1. A compound having the formula:

A-L-R (I)

wherein:

a is

wherein-NH₂In the 4 or 5-bit state,

l is O; and

r is a hydrogen sulfide releasing moiety selected from:

2. a compound according to claim 1, 4- (5-thio-5H- [1, 2] dithiol-3-yl) -phenyl 4-or 5-amino-2-hydroxy-benzoate.

3. The compound according to claim 1, 4-thiocarbamoylphenyl 4-or 5-amino-2-hydroxybenzoate.

4. A compound according to claim 1, 4- (5-thio-5H- [1, 2] dithiol-3-yl) -phenyl 5-amino-2-hydroxy-benzoate.

5. A compound according to claim 1, 4-thiocarbamoylphenyl 5-amino-2-hydroxybenzoate.

6. A pharmaceutical composition comprising a compound according to any one of claims 1 to 5, or a pharmaceutically acceptable salt thereof, and a pharmaceutically acceptable excipient or carrier.

7. The use of a compound according to any one of claims 1 to 5 in the manufacture of a medicament for the treatment of inflammation of the gastrointestinal tract of a patient.

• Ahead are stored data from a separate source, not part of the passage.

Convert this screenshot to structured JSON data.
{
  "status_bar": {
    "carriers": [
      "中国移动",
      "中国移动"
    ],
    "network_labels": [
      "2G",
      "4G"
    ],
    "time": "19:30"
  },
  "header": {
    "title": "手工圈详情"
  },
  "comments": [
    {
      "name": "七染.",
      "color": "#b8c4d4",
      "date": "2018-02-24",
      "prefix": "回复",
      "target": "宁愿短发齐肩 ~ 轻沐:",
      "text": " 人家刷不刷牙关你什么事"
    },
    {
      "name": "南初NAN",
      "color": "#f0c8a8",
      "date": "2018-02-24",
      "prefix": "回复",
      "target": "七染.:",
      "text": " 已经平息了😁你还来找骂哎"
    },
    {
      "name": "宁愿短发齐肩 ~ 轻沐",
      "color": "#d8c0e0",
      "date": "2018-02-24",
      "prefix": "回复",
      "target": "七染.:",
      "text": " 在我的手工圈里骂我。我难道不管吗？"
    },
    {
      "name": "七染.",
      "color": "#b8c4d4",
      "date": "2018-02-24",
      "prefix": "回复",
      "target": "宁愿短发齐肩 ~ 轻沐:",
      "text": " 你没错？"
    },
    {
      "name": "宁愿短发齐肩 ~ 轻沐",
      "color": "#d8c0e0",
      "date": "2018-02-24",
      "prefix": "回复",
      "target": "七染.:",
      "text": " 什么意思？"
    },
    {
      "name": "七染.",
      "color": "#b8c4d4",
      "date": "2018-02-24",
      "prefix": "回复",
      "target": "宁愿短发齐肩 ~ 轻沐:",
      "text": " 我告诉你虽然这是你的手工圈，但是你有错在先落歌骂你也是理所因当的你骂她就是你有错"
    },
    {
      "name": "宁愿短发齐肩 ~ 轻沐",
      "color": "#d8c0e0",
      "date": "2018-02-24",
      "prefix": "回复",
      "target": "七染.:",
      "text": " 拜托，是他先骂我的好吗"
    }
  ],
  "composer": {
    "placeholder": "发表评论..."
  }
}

8. Use of a compound according to any one of claims 1 to 5 in the manufacture of a medicament for the treatment of crohn's disease in a patient.

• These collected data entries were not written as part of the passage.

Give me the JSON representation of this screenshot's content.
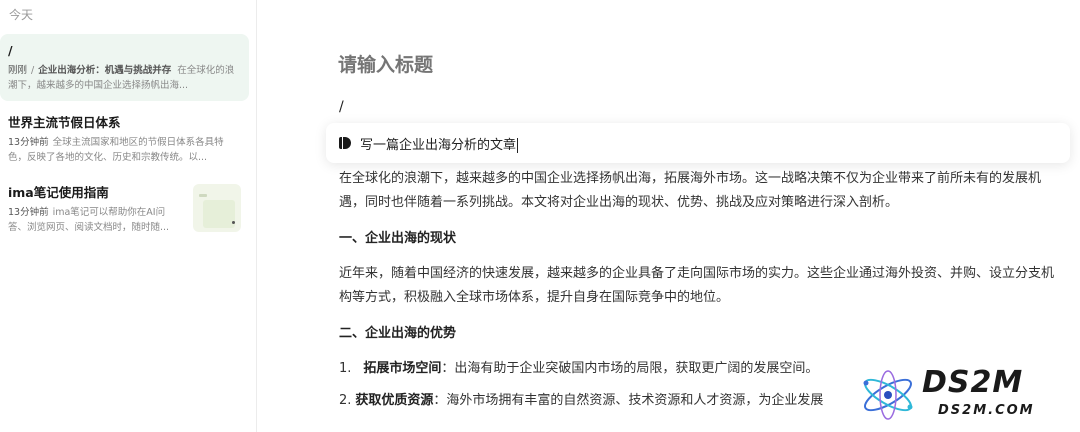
{
  "sidebar": {
    "section_label": "今天",
    "notes": [
      {
        "title": "/",
        "time": "刚刚",
        "slash": "/",
        "bold": "企业出海分析：机遇与挑战并存",
        "preview": "在全球化的浪潮下，越来越多的中国企业选择扬帆出海..."
      },
      {
        "title": "世界主流节假日体系",
        "time": "13分钟前",
        "preview": "全球主流国家和地区的节假日体系各具特色，反映了各地的文化、历史和宗教传统。以..."
      },
      {
        "title": "ima笔记使用指南",
        "time": "13分钟前",
        "preview": "ima笔记可以帮助你在AI问答、浏览网页、阅读文档时，随时随..."
      }
    ]
  },
  "editor": {
    "title_placeholder": "请输入标题",
    "slash_line": "/",
    "ai_prompt_value": "写一篇企业出海分析的文章",
    "paragraph_1": "在全球化的浪潮下，越来越多的中国企业选择扬帆出海，拓展海外市场。这一战略决策不仅为企业带来了前所未有的发展机遇，同时也伴随着一系列挑战。本文将对企业出海的现状、优势、挑战及应对策略进行深入剖析。",
    "heading_1": "一、企业出海的现状",
    "paragraph_2": "近年来，随着中国经济的快速发展，越来越多的企业具备了走向国际市场的实力。这些企业通过海外投资、并购、设立分支机构等方式，积极融入全球市场体系，提升自身在国际竞争中的地位。",
    "heading_2": "二、企业出海的优势",
    "list": [
      {
        "num": "1.",
        "label": "拓展市场空间",
        "text": "：出海有助于企业突破国内市场的局限，获取更广阔的发展空间。"
      },
      {
        "num": "2.",
        "label": "获取优质资源",
        "text": "：海外市场拥有丰富的自然资源、技术资源和人才资源，为企业发展"
      }
    ]
  },
  "watermark": {
    "main": "DS2M",
    "sub": "DS2M.COM"
  }
}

9. Use of a compound according to any one of claims 1-5 in the manufacture of a medicament for treating ulcerative colitis in a patient.

10. Use of a compound according to any one of claims 1 to 5 in the manufacture of a medicament for the treatment of irritable bowel syndrome in a subject.

11. Use of a compound according to any one of claims 1 to 5 in the manufacture of a medicament for the prevention of colon cancer.